The policeman, who may have been hoping to uncover some irregularity associated with this man, and hence either to bully or to bribe him, both acts which he enjoyed, looked disappointed, and then rode away. He had hardly gone a few yards when a thought hit him and he stopped again and turned toward the little man.

“Gururaj Kamath. You wrote the column on the riots, didn’t you?”

“Yes,” said the little man.

The policeman looked down at the ground. “My name is Aziz.”

“And?”

“You’ve done every minority in this town a great service, sir. My name is Aziz. I want to…to thank you.”

“I was only doing my job. I told you: I look for the truth.”

“I want to thank you anyway. If more people did what you do, there wouldn’t be any more riots in this town, sir.”

Not a bad fellow after all, Gururaj thought, as he watched Aziz cycle off. Just doing his job.

He continued his walk.

No one was watching him, so he let himself smile with pride.

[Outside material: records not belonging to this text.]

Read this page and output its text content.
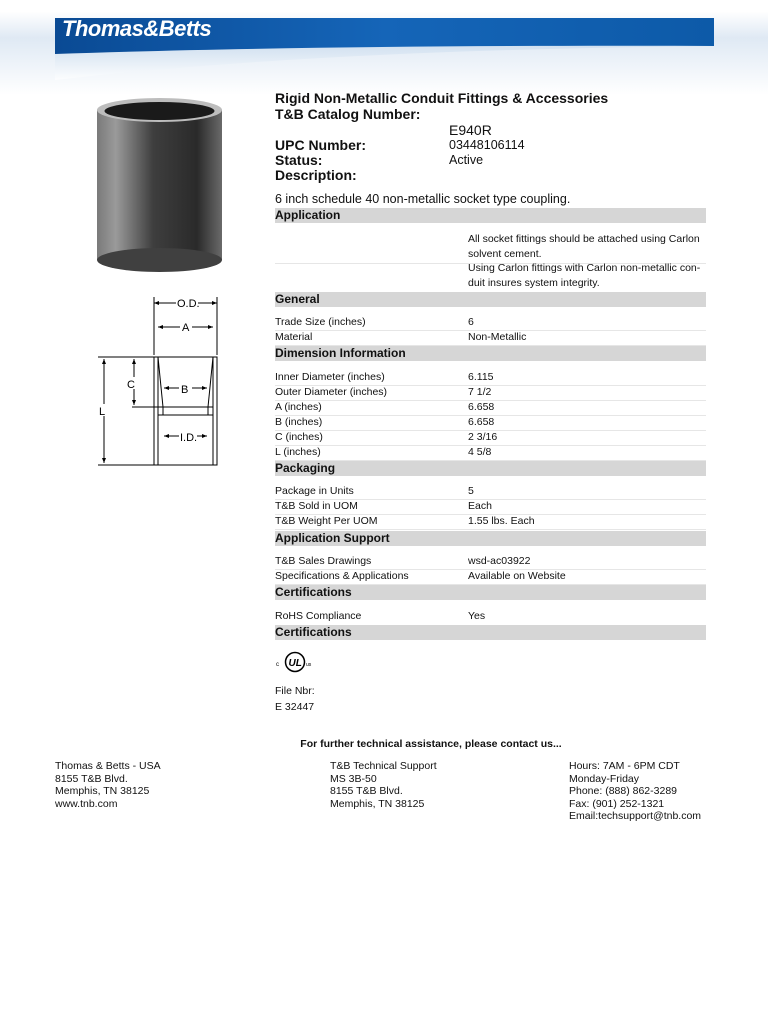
Thomas&Betts
O.D.
A
B
I.D.
C
L
Rigid Non-Metallic Conduit Fittings & Accessories
T&B Catalog Number:
E940R
UPC Number:	03448106114
Status:	Active
Description:
6 inch schedule 40 non-metallic socket type coupling.
Application
All socket fittings should be attached using Carlon solvent cement.
Using Carlon fittings with Carlon non-metallic con-duit insures system integrity.
General
Trade Size (inches)	6
Material	Non-Metallic
Dimension Information
Inner Diameter (inches)	6.115
Outer Diameter (inches)	7 1/2
A (inches)	6.658
B (inches)	6.658
C (inches)	2 3/16
L (inches)	4 5/8
Packaging
Package in Units	5
T&B Sold in UOM	Each
T&B Weight Per UOM	1.55 lbs. Each
Application Support
T&B Sales Drawings	wsd-ac03922
Specifications & Applications	Available on Website
Certifications
RoHS Compliance	Yes
Certifications
UL
c	us
File Nbr:
E 32447
For further technical assistance, please contact us...
Thomas & Betts - USA
8155 T&B Blvd.
Memphis, TN 38125
www.tnb.com
T&B Technical Support
MS 3B-50
8155 T&B Blvd.
Memphis, TN 38125
Hours: 7AM - 6PM CDT
Monday-Friday
Phone: (888) 862-3289
Fax: (901) 252-1321
Email:techsupport@tnb.com
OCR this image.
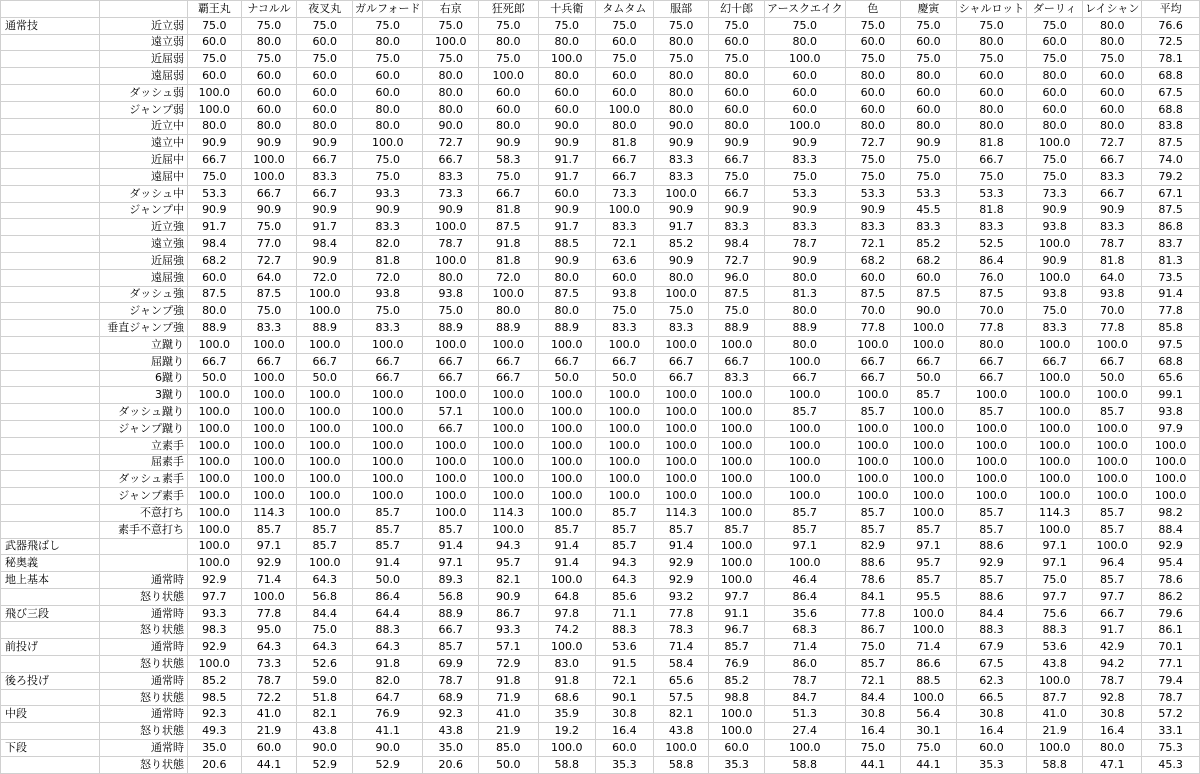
		覇王丸	ナコルル	夜叉丸	ガルフォード	右京	狂死郎	十兵衛	タムタム	服部	幻十郎	アースクエイク	色	慶寅	シャルロット	ダーリィ	レイシャン	平均
通常技	近立弱	75.0	75.0	75.0	75.0	75.0	75.0	75.0	75.0	75.0	75.0	75.0	75.0	75.0	75.0	75.0	80.0	76.6
	遠立弱	60.0	80.0	60.0	80.0	100.0	80.0	80.0	60.0	80.0	60.0	80.0	60.0	60.0	80.0	60.0	80.0	72.5
	近屈弱	75.0	75.0	75.0	75.0	75.0	75.0	100.0	75.0	75.0	75.0	100.0	75.0	75.0	75.0	75.0	75.0	78.1
	遠屈弱	60.0	60.0	60.0	60.0	80.0	100.0	80.0	60.0	80.0	80.0	60.0	80.0	80.0	60.0	80.0	60.0	68.8
	ダッシュ弱	100.0	60.0	60.0	60.0	80.0	60.0	60.0	60.0	80.0	60.0	60.0	60.0	60.0	60.0	60.0	60.0	67.5
	ジャンプ弱	100.0	60.0	60.0	80.0	80.0	60.0	60.0	100.0	80.0	60.0	60.0	60.0	60.0	80.0	60.0	60.0	68.8
	近立中	80.0	80.0	80.0	80.0	90.0	80.0	90.0	80.0	90.0	80.0	100.0	80.0	80.0	80.0	80.0	80.0	83.8
	遠立中	90.9	90.9	90.9	100.0	72.7	90.9	90.9	81.8	90.9	90.9	90.9	72.7	90.9	81.8	100.0	72.7	87.5
	近屈中	66.7	100.0	66.7	75.0	66.7	58.3	91.7	66.7	83.3	66.7	83.3	75.0	75.0	66.7	75.0	66.7	74.0
	遠屈中	75.0	100.0	83.3	75.0	83.3	75.0	91.7	66.7	83.3	75.0	75.0	75.0	75.0	75.0	75.0	83.3	79.2
	ダッシュ中	53.3	66.7	66.7	93.3	73.3	66.7	60.0	73.3	100.0	66.7	53.3	53.3	53.3	53.3	73.3	66.7	67.1
	ジャンプ中	90.9	90.9	90.9	90.9	90.9	81.8	90.9	100.0	90.9	90.9	90.9	90.9	45.5	81.8	90.9	90.9	87.5
	近立強	91.7	75.0	91.7	83.3	100.0	87.5	91.7	83.3	91.7	83.3	83.3	83.3	83.3	83.3	93.8	83.3	86.8
	遠立強	98.4	77.0	98.4	82.0	78.7	91.8	88.5	72.1	85.2	98.4	78.7	72.1	85.2	52.5	100.0	78.7	83.7
	近屈強	68.2	72.7	90.9	81.8	100.0	81.8	90.9	63.6	90.9	72.7	90.9	68.2	68.2	86.4	90.9	81.8	81.3
	遠屈強	60.0	64.0	72.0	72.0	80.0	72.0	80.0	60.0	80.0	96.0	80.0	60.0	60.0	76.0	100.0	64.0	73.5
	ダッシュ強	87.5	87.5	100.0	93.8	93.8	100.0	87.5	93.8	100.0	87.5	81.3	87.5	87.5	87.5	93.8	93.8	91.4
	ジャンプ強	80.0	75.0	100.0	75.0	75.0	80.0	80.0	75.0	75.0	75.0	80.0	70.0	90.0	70.0	75.0	70.0	77.8
	垂直ジャンプ強	88.9	83.3	88.9	83.3	88.9	88.9	88.9	83.3	83.3	88.9	88.9	77.8	100.0	77.8	83.3	77.8	85.8
	立蹴り	100.0	100.0	100.0	100.0	100.0	100.0	100.0	100.0	100.0	100.0	80.0	100.0	100.0	80.0	100.0	100.0	97.5
	屈蹴り	66.7	66.7	66.7	66.7	66.7	66.7	66.7	66.7	66.7	66.7	100.0	66.7	66.7	66.7	66.7	66.7	68.8
	6蹴り	50.0	100.0	50.0	66.7	66.7	66.7	50.0	50.0	66.7	83.3	66.7	66.7	50.0	66.7	100.0	50.0	65.6
	3蹴り	100.0	100.0	100.0	100.0	100.0	100.0	100.0	100.0	100.0	100.0	100.0	100.0	85.7	100.0	100.0	100.0	99.1
	ダッシュ蹴り	100.0	100.0	100.0	100.0	57.1	100.0	100.0	100.0	100.0	100.0	85.7	85.7	100.0	85.7	100.0	85.7	93.8
	ジャンプ蹴り	100.0	100.0	100.0	100.0	66.7	100.0	100.0	100.0	100.0	100.0	100.0	100.0	100.0	100.0	100.0	100.0	97.9
	立素手	100.0	100.0	100.0	100.0	100.0	100.0	100.0	100.0	100.0	100.0	100.0	100.0	100.0	100.0	100.0	100.0	100.0
	屈素手	100.0	100.0	100.0	100.0	100.0	100.0	100.0	100.0	100.0	100.0	100.0	100.0	100.0	100.0	100.0	100.0	100.0
	ダッシュ素手	100.0	100.0	100.0	100.0	100.0	100.0	100.0	100.0	100.0	100.0	100.0	100.0	100.0	100.0	100.0	100.0	100.0
	ジャンプ素手	100.0	100.0	100.0	100.0	100.0	100.0	100.0	100.0	100.0	100.0	100.0	100.0	100.0	100.0	100.0	100.0	100.0
	不意打ち	100.0	114.3	100.0	85.7	100.0	114.3	100.0	85.7	114.3	100.0	85.7	85.7	100.0	85.7	114.3	85.7	98.2
	素手不意打ち	100.0	85.7	85.7	85.7	85.7	100.0	85.7	85.7	85.7	85.7	85.7	85.7	85.7	85.7	100.0	85.7	88.4
武器飛ばし		100.0	97.1	85.7	85.7	91.4	94.3	91.4	85.7	91.4	100.0	97.1	82.9	97.1	88.6	97.1	100.0	92.9
秘奥義		100.0	92.9	100.0	91.4	97.1	95.7	91.4	94.3	92.9	100.0	100.0	88.6	95.7	92.9	97.1	96.4	95.4
地上基本	通常時	92.9	71.4	64.3	50.0	89.3	82.1	100.0	64.3	92.9	100.0	46.4	78.6	85.7	85.7	75.0	85.7	78.6
	怒り状態	97.7	100.0	56.8	86.4	56.8	90.9	64.8	85.6	93.2	97.7	86.4	84.1	95.5	88.6	97.7	97.7	86.2
飛び三段	通常時	93.3	77.8	84.4	64.4	88.9	86.7	97.8	71.1	77.8	91.1	35.6	77.8	100.0	84.4	75.6	66.7	79.6
	怒り状態	98.3	95.0	75.0	88.3	66.7	93.3	74.2	88.3	78.3	96.7	68.3	86.7	100.0	88.3	88.3	91.7	86.1
前投げ	通常時	92.9	64.3	64.3	64.3	85.7	57.1	100.0	53.6	71.4	85.7	71.4	75.0	71.4	67.9	53.6	42.9	70.1
	怒り状態	100.0	73.3	52.6	91.8	69.9	72.9	83.0	91.5	58.4	76.9	86.0	85.7	86.6	67.5	43.8	94.2	77.1
後ろ投げ	通常時	85.2	78.7	59.0	82.0	78.7	91.8	91.8	72.1	65.6	85.2	78.7	72.1	88.5	62.3	100.0	78.7	79.4
	怒り状態	98.5	72.2	51.8	64.7	68.9	71.9	68.6	90.1	57.5	98.8	84.7	84.4	100.0	66.5	87.7	92.8	78.7
中段	通常時	92.3	41.0	82.1	76.9	92.3	41.0	35.9	30.8	82.1	100.0	51.3	30.8	56.4	30.8	41.0	30.8	57.2
	怒り状態	49.3	21.9	43.8	41.1	43.8	21.9	19.2	16.4	43.8	100.0	27.4	16.4	30.1	16.4	21.9	16.4	33.1
下段	通常時	35.0	60.0	90.0	90.0	35.0	85.0	100.0	60.0	100.0	60.0	100.0	75.0	75.0	60.0	100.0	80.0	75.3
	怒り状態	20.6	44.1	52.9	52.9	20.6	50.0	58.8	35.3	58.8	35.3	58.8	44.1	44.1	35.3	58.8	47.1	45.3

In the days after the riots, the voice of this little man had been the voice of reason in the midst of chaos. In precise, biting prose he had laid out for his readers the destruction caused by the Hindu fanatics who had ransacked the shops of Muslim shopkeepers; in a calm, unemotional tone he had blasted bigotry and stood up for the rights of religious minorities. He had wanted nothing more from his columns than to help the victims of the riots: instead, Gururaj now found himself something of a celebrity in Kittur. A star.